Baku, Azerbaijan, Feb.3
By Sabina Ahmadova - Trend:
"The casualties and ceasefire violations on the line of contact and the border cause concern, Personal Representative of the OSCE Chairperson-in-Office Andrzej Kasprzyk said in his exclusive interview to Trend.
Every casualty is a tragedy that can be avoided if the ceasefire is respected fully, according to Kasprzyk.
"Unfortunately, the reports indicate that during the recent weeks the situation has grown more tense and the risk of an escalation should not be underestimated," Kasprzyk said.
"I and my team have experienced this recent growth in tensions first-hand during recent monitoring exercises, when shots were fired in spite of the fact that local commanders on both sides, using OSCE radio equipment, provided security guarantees to our teams with a clear undertaking that troops under their command would honor the ceasefire for the duration of the monitoring exercise," Kasprzyk said.
The responsibility to respect the ceasefire rests with the sides, according to the Personal Representative of the OSCE Chairperson-in-Office.
"In Paris, the Co-chairs called on them to fully and unconditionally respect the terms of the ceasefire agreement, and stressed that the recent incidents undermine negotiations and diminish the prospects for peace. Representatives of Foreign Ministries of the three Co-chairing countries just recently issued statements calling for a strict observation of the ceasefire. Discussions about strengthening the ceasefire are continuing, and it will be a subject for talks during the trip of the Co-chairs to the region in the coming days," Kasprzyk said.
Kasprzyk stressed that the OSCE Chairperson-in-Office, Swiss Foreign Minister Didier Burkhalter said that he was concerned by reports in recent days of deaths and injuries among Armenian and Azerbaijani military personnel and civilians as a result of shooting.
"Burkhalter strongly encouraged the sides to make full use of the valuable opportunity provided by visits by OSCE teams to the border and Line of Contact for direct communication with one another, with a view to reducing tensions," the Personal Representative of the OSCE Chairperson-in-Office said.
Touching upon the meeting of Azerbaijani and Armenian foreign ministers in French capital, Kasprzyk said that in Paris, the Ministers and the Co-Chairs discussed substantive issues to advance the peace process, building on the November 19 summit in Vienna, which was followed by the December 5 ministerial meeting in Kiev.
"The Ministers reiterated their willingness to continue working towards a peaceful, negotiated settlement. The Co-chairs will follow up on this during their upcoming trip to the region," Kasprzyk said.
The situation remains tense on the contact line. Earlier the head of the press service of Azerbaijani Defense Ministry, Lieutenant-Colonel Vagif Dergahli told Trend that most ceasefire violations are observed in the directions of Fizuli, Agdam, Terter, Goranboy, Khojavend and Jabrayil districts.

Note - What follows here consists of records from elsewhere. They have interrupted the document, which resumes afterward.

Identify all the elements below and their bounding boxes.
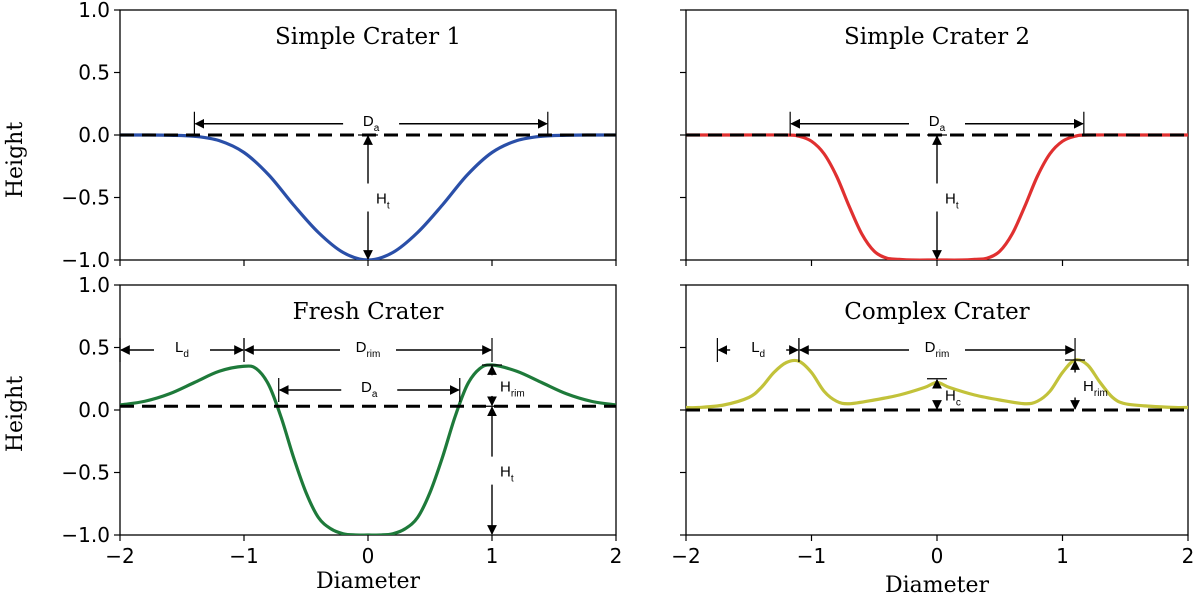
y-tick-label: 0.5 bbox=[78, 336, 110, 360]
y-tick-label: 1.0 bbox=[78, 273, 110, 297]
x-axis-label-right: Diameter bbox=[885, 573, 990, 598]
x-tick-label: 0 bbox=[362, 544, 375, 568]
annotation-hc: Hc bbox=[945, 387, 961, 408]
panel-complex-crater: −2 −1 0 1 2 Ld Drim Hc Hrim Complex Crater bbox=[671, 284, 1195, 568]
y-tick-label: −0.5 bbox=[61, 461, 110, 485]
panel-title: Fresh Crater bbox=[293, 299, 444, 325]
panel-title: Simple Crater 1 bbox=[275, 24, 461, 50]
annotation-drim: Drim bbox=[925, 339, 950, 360]
x-tick-label: 0 bbox=[931, 544, 944, 568]
annotation-ld: Ld bbox=[175, 339, 189, 360]
annotation-ht: Ht bbox=[376, 191, 390, 212]
y-tick-label: 1.0 bbox=[78, 0, 110, 22]
x-tick-label: 2 bbox=[1182, 544, 1195, 568]
y-axis-label-top: Height bbox=[3, 122, 28, 198]
y-tick-label: −0.5 bbox=[61, 186, 110, 210]
y-tick-label: −1.0 bbox=[61, 523, 110, 547]
x-tick-label: 1 bbox=[1056, 544, 1069, 568]
x-tick-label: −2 bbox=[671, 544, 700, 568]
panel-fresh-crater: −1.0 −0.5 0.0 0.5 1.0 −2 −1 0 1 2 Ld Drim Da Hrim Ht Fr… bbox=[61, 273, 622, 568]
y-tick-label: 0.0 bbox=[78, 398, 110, 422]
annotation-hrim: Hrim bbox=[1083, 378, 1108, 399]
annotation-da: Da bbox=[929, 113, 946, 134]
y-tick-label: 0.0 bbox=[78, 123, 110, 147]
x-tick-label: −1 bbox=[229, 544, 258, 568]
x-tick-label: −1 bbox=[797, 544, 826, 568]
panel-title: Complex Crater bbox=[844, 299, 1029, 325]
annotation-drim: Drim bbox=[356, 339, 381, 360]
annotation-da: Da bbox=[361, 379, 378, 400]
y-axis-label-bottom: Height bbox=[3, 376, 28, 452]
y-tick-label: 0.5 bbox=[78, 61, 110, 85]
series-line bbox=[686, 133, 1188, 260]
annotation-ld: Ld bbox=[751, 339, 765, 360]
y-tick-label: −1.0 bbox=[61, 248, 110, 272]
x-tick-label: 2 bbox=[610, 544, 623, 568]
annotation-da: Da bbox=[363, 113, 380, 134]
annotation-ht: Ht bbox=[500, 464, 514, 485]
annotation-hrim: Hrim bbox=[500, 379, 525, 400]
panel-simple-crater-2: Da Ht Simple Crater 2 bbox=[680, 9, 1189, 266]
panel-simple-crater-1: −1.0 −0.5 0.0 0.5 1.0 Da Ht Simple Crater 1 bbox=[61, 0, 617, 272]
x-tick-label: 1 bbox=[486, 544, 499, 568]
annotation-ht: Ht bbox=[945, 191, 959, 212]
x-tick-label: −2 bbox=[105, 544, 134, 568]
x-axis-label-left: Diameter bbox=[316, 569, 421, 594]
panel-title: Simple Crater 2 bbox=[844, 24, 1030, 50]
series-line bbox=[120, 133, 616, 260]
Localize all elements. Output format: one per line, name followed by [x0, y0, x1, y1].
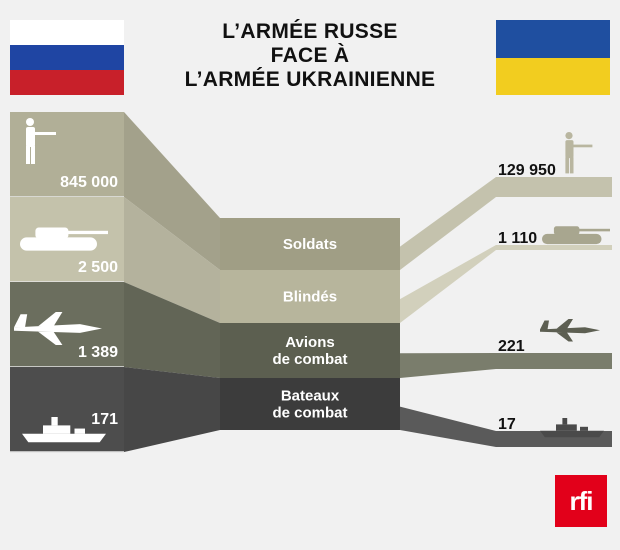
russia-value: 171: [91, 411, 118, 428]
center-block: [220, 270, 400, 323]
ukraine-block: [496, 245, 612, 250]
center-block: [220, 378, 400, 430]
ukraine-block: [496, 353, 612, 369]
russia-value: 845 000: [60, 174, 118, 191]
category-label: Soldats: [283, 236, 337, 253]
ukraine-value: 17: [498, 416, 516, 433]
category-label: de combat: [272, 351, 347, 368]
fighter-jet-icon: [540, 319, 600, 342]
ukraine-slope: [400, 245, 496, 323]
ukraine-value: 1 110: [498, 230, 537, 247]
page-title: L’ARMÉE RUSSE FACE À L’ARMÉE UKRAINIENNE: [150, 20, 470, 92]
russia-value: 1 389: [78, 344, 118, 361]
category-band-2: Blindés 2 500 1 110: [10, 197, 612, 323]
russia-flag: [10, 20, 124, 95]
ukraine-value: 129 950: [498, 162, 556, 179]
category-label: Blindés: [283, 289, 337, 306]
russia-slope: [124, 367, 220, 452]
russia-slope: [124, 112, 220, 270]
ukraine-block: [496, 177, 612, 197]
russia-value: 2 500: [78, 259, 118, 276]
center-block: [220, 323, 400, 378]
ukraine-flag: [496, 20, 610, 95]
category-band-1: Soldats 845 000 129 950: [10, 112, 612, 270]
title-line-1: L’ARMÉE RUSSE: [222, 20, 398, 43]
warship-icon: [540, 418, 604, 438]
ukraine-value: 221: [498, 338, 525, 355]
tank-icon: [542, 226, 610, 245]
category-label: Avions: [285, 334, 334, 351]
tank-icon: [20, 227, 108, 251]
warship-icon: [22, 417, 106, 443]
russia-block: [10, 282, 124, 367]
ukraine-slope: [400, 353, 496, 378]
soldier-icon: [26, 118, 56, 164]
title-line-2: FACE À: [270, 44, 350, 67]
title-line-3: L’ARMÉE UKRAINIENNE: [184, 68, 436, 91]
russia-slope: [124, 282, 220, 378]
ukraine-slope: [400, 406, 496, 447]
category-label: Bateaux: [281, 388, 340, 405]
category-label: de combat: [272, 405, 347, 422]
center-block: [220, 218, 400, 270]
russia-slope: [124, 197, 220, 323]
rfi-logo: rfi: [555, 475, 607, 527]
ukraine-slope: [400, 177, 496, 270]
soldier-icon: [565, 132, 593, 174]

Dergahli emphasized that the number of truce violations and intensity of shootings have increased in recent days. Thus, the ceasefire was violated 2000 times from January 21 up until now. In all cases, the shooting was countered by return fire.
The OSCE Minsk Group co-chairs expressed their deep concern over continued violence in the region, according to the organization's statement on the results of the Paris meeting between Azerbaijani Foreign Minister Elmar Mammadyarov and Armenian Foreign Minister Edward Nalbandian.
The co-chairs stressed that recent incidents undermine negotiations and diminish the prospects for peace.
In addition, U.S. State Department Deputy Spokesperson Marie Harf said at a press briefing on Jan.24 that the use of force will not resolve the Nagorno-Karabakh conflict.
"We have seen the reports and regret any loss of life anywhere, but certainly here as well. Our position remains that the use of force will not resolve this conflict. We call on all parties to refrain from the use or threat of force," Harf said.
The conflict between the two South Caucasus countries began in 1988 when Armenia made territorial claims against Azerbaijan. Armenian armed forces have occupied 20 per cent of Azerbaijan since 1992, including the Nagorno-Karabakh region and seven surrounding districts.
Azerbaijan and Armenia signed a ceasefire agreement in 1994. The co-chairs of the OSCE Minsk Group, Russia, France and the U.S. are currently holding peace negotiations.
Armenia has not yet implemented the U.N. Security Council's four resolutions on the liberation of the Nagorno-Karabakh and the surrounding regions.